Ces jeunes m’ont écrit un témoignage quand ils sont descendus en isolement, puis le commandant Fabio Gallo les a appelés, pour leur dire qu’ils les transféreraient là où ils les voudraient s’ils ne disaient rien… ils sont venus me voir en pleurant, m’implorant de ne pas dénoncer la chose et de leur rendre ce qu’ils avaient écrit. Dans un premier temps, j’ai refusé, et une perquisition a eu lieu dans ma cellule à la recherche du témoignage. Mais ils ne l’ont pas trouvé. Le jour suivant, les deux garçons ont été transférés, puis ils m’écrivirent que si je publiais la chose, ça les condamnerait à mort. Je leur ai alors confirmé qu’ils pouvaient avoir confiance en moi. Les faits remontent à juillet 2013, et il ne leur manquait plus qu’un an à tirer avant de pouvoir sortir, ils sont donc aujourd’hui dehors. Le témoignage est en sécurité à l’extérieur, avec un autre qui parle du tabassage d’un détenu que j’ai défendu et qui dit de très belles choses sur moi. Voilà pourquoi ils m’ont tout de suite transféré de la prison de Terni !

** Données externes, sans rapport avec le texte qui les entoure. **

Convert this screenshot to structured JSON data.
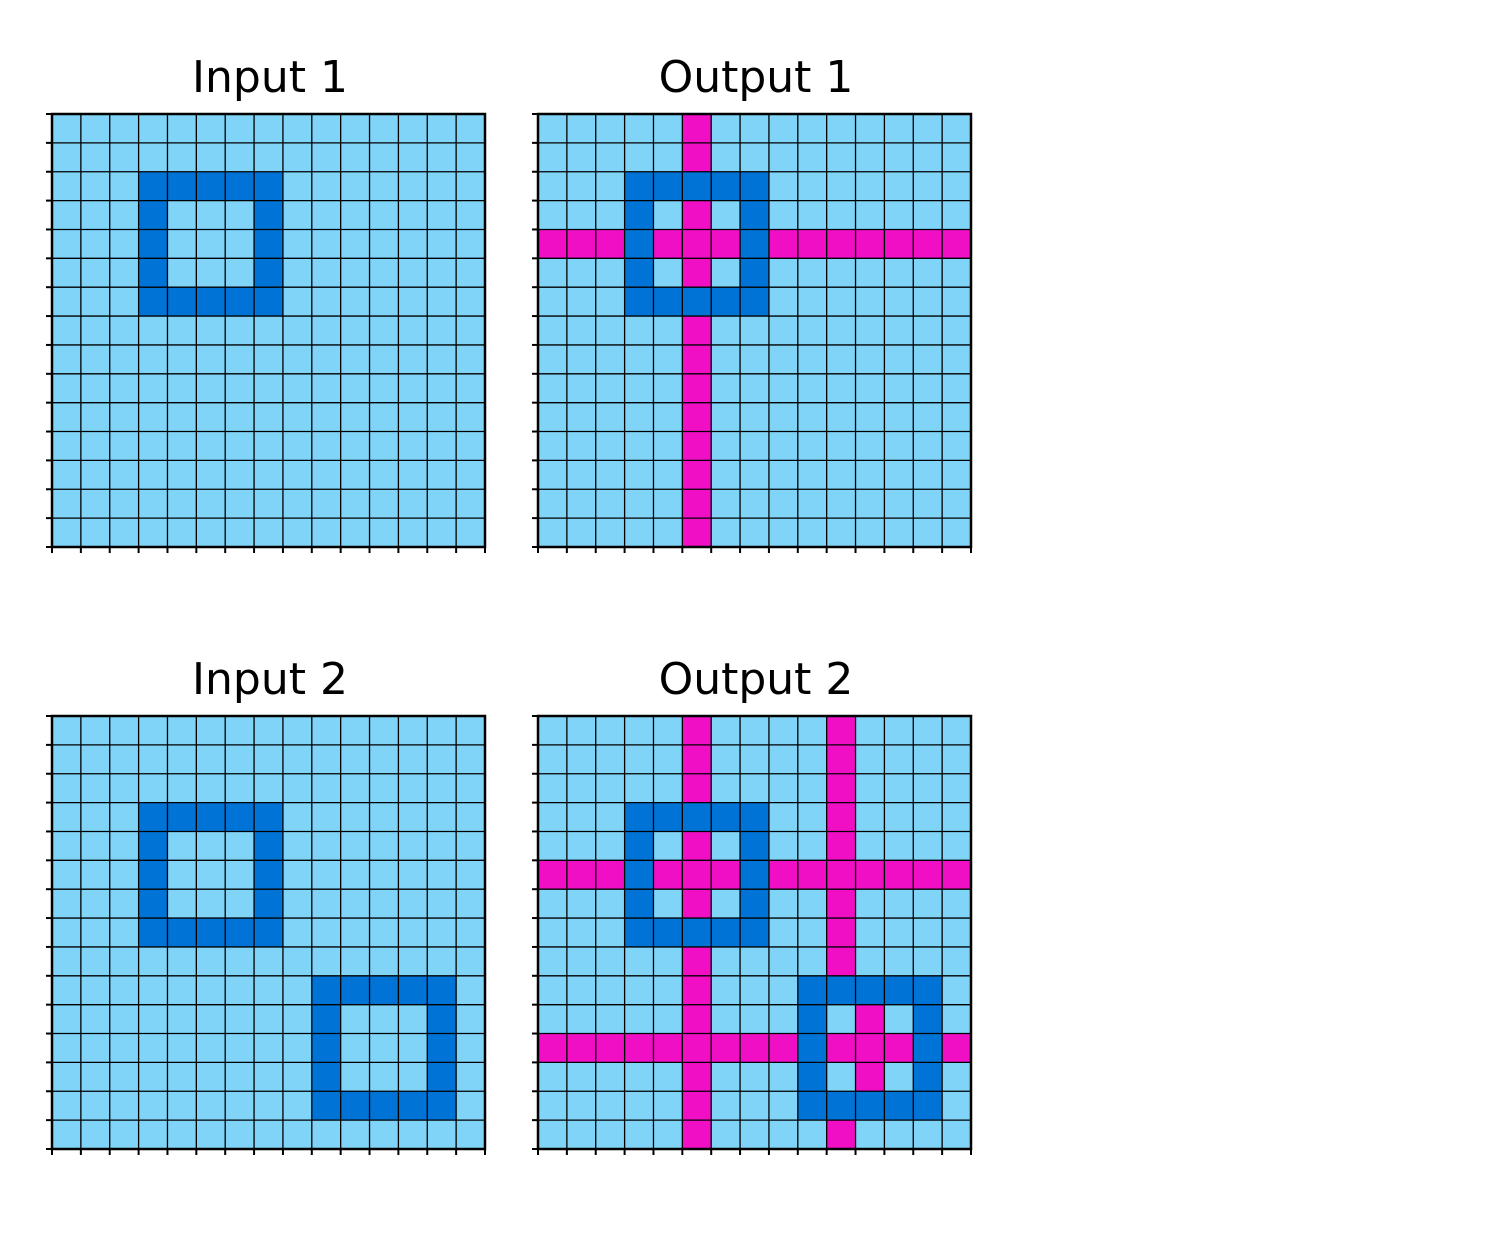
{
  "colors": {
    "background": "#7fd4f8",
    "square": "#0074d6",
    "line": "#f00fc5",
    "gridline": "#000000"
  },
  "panels": [
    {
      "title": "Input 1",
      "grid": [
        "000000000000000",
        "000000000000000",
        "000111110000000",
        "000100010000000",
        "000100010000000",
        "000100010000000",
        "000111110000000",
        "000000000000000",
        "000000000000000",
        "000000000000000",
        "000000000000000",
        "000000000000000",
        "000000000000000",
        "000000000000000",
        "000000000000000"
      ]
    },
    {
      "title": "Output 1",
      "grid": [
        "000002000000000",
        "000002000000000",
        "000111110000000",
        "000102010000000",
        "222122212222222",
        "000102010000000",
        "000111110000000",
        "000002000000000",
        "000002000000000",
        "000002000000000",
        "000002000000000",
        "000002000000000",
        "000002000000000",
        "000002000000000",
        "000002000000000"
      ]
    },
    {
      "title": "Input 2",
      "grid": [
        "000000000000000",
        "000000000000000",
        "000000000000000",
        "000111110000000",
        "000100010000000",
        "000100010000000",
        "000100010000000",
        "000111110000000",
        "000000000000000",
        "000000000111110",
        "000000000100010",
        "000000000100010",
        "000000000100010",
        "000000000111110",
        "000000000000000"
      ]
    },
    {
      "title": "Output 2",
      "grid": [
        "000002000020000",
        "000002000020000",
        "000002000020000",
        "000111110020000",
        "000102010020000",
        "222122212222222",
        "000102010020000",
        "000111110020000",
        "000002000020000",
        "000002000111110",
        "000002000102010",
        "222222222122212",
        "000002000102010",
        "000002000111110",
        "000002000020000"
      ]
    }
  ]
}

Maintenant, nous pouvons faire ouvrir une enquête, et il faudrait que vous vous mobilisiez à l’extérieur pour me soutenir, parce qu’à présent ils vont essayer de me le faire payer. Mais je n’ai pas peur d’eux.

Pardonnez-moi si je n’ai rien dit tout ce temps, mais je l’ai fait pour ces deux garçons qui étaient terrorisés … maintenant, il faut une enquête pour faire interroger tous ceux qui étaient présents dans la section, il faut un rassemblement devant le DAP de Rome pour qu’ils ne puissent rien me faire.

Nous ne pouvons pas laisser cette instigation au suicide impunie… ils doivent payer.

A présent, je me sens en paix avec ma conscience, je me suis senti très mal en pensant à la maman de ce pauvre garçon qui travaillait et envoyait 80 euros à sa famille pour manger. Ces deux jeunes étaient terrorisés, et je n’ai rien voulu faire avant qu’ils ne sortent, mais maintenant, pour rendre justice, il faut que nous commencions à nous mobiliser… je suis certain que vous comprendrez les raisons de mon silence jusqu’à aujourd’hui.

Je vous embrasse fort, avec affection et beaucoup d’amour.